Ces divergences et désaccords dans les représentations maintiennent les groupes en conflit [9]. Cependant, les recherches en psychologie sociale ont démontré que : quand les groupes acceptent leur responsabilité dans un conflit, ils s’engagent alors plus facilement dans un dialogue avec l’autre groupe, reconnaissent les souffrances du groupe victimisé, et adoptent une attitude de réconciliation. Ces processus mènent à des relations intergroupes harmonieuses et préviennent des conflits futurs [12, 13, 14, 15]. Des attitudes positives envers l’autre groupe sont plus présentes si les individus perçoivent les membres de cet autre groupe comme similaire à eux et les incluent dans leur groupe social [10, 16]. Dans le cas du conflit entre groupes religieux au Liban, c’est la représentation des Chrétien.nes et Musulman.es comme appartenant à une même catégorie libanaise, qui le permet. En percevant les personnes face à nous dans un conflit comme étant membre d’un groupe similaire (par exemple, appartenir au même genre, à la même nation, etc.), cela nous aide à accepter et davantage reconnaître notre responsabilité dans le conflit, et vice-versa. En d’autres termes : “l’union fait la force”. En psychologie sociale cela s’appelle une recatégorisation de l’endogroupe et de l’exogroupe dans une nouvelle entité endogroupe inclusive supra-ordonnée [16]. Concrètement, l’idée est de faire abstraction des appartenances aux groupes en conflit, pour replacer le focus sur une appartenance à un groupe plus grand, comprenant tout le monde. Dans notre exemple il s’agissait de l’identité nationale Libanaise. S’intéresser à ce genre de phénomène est utile et essentiel pour améliorer les interventions psycho-sociales dans la résolution de conflits [17].

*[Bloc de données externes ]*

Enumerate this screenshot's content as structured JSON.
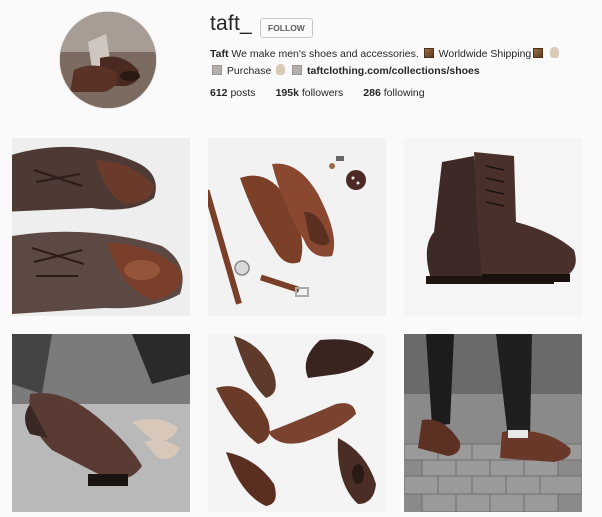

Le biais pro-endogroupe, représenté par la croyance « Nous sommes victimes, vous êtes responsables » n’est peut-être donc pas la meilleure attitude à adopter. Ainsi, pour appréhender ce genre de situation, il s’agirait plutôt d’avancer l’idée que « nous sommes à la fois victimes et responsables », et qu’il est temps de s’unir pour sauver le groupe d’appartenance commun, c’est-à-dire : le pays dans lequel on vit, le collectif auquel on appartient (indépendamment des affiliations idéologiques divergentes sur certains aspects), etc. Ceci implique un passage d’une croyance de compétition victimaire à celle de victimisation inclusive [12], ainsi qu’un passage d’une perception d’identité subordonnée ou religieuse à une identité commune, ou nationale, qui englobe les deux groupes. Ce sont les prérequis pour des relations intergroupes harmonieuses. Ces recherches et résultats se sont focalisés sur un conflit symétrique (où chaque groupe subit et inflige des souffrances à l’autre de manière relativement équivalente), néanmoins, d’autres conflits n’ont pas cette configuration symétrique et les enjeux sont alors plus complexes.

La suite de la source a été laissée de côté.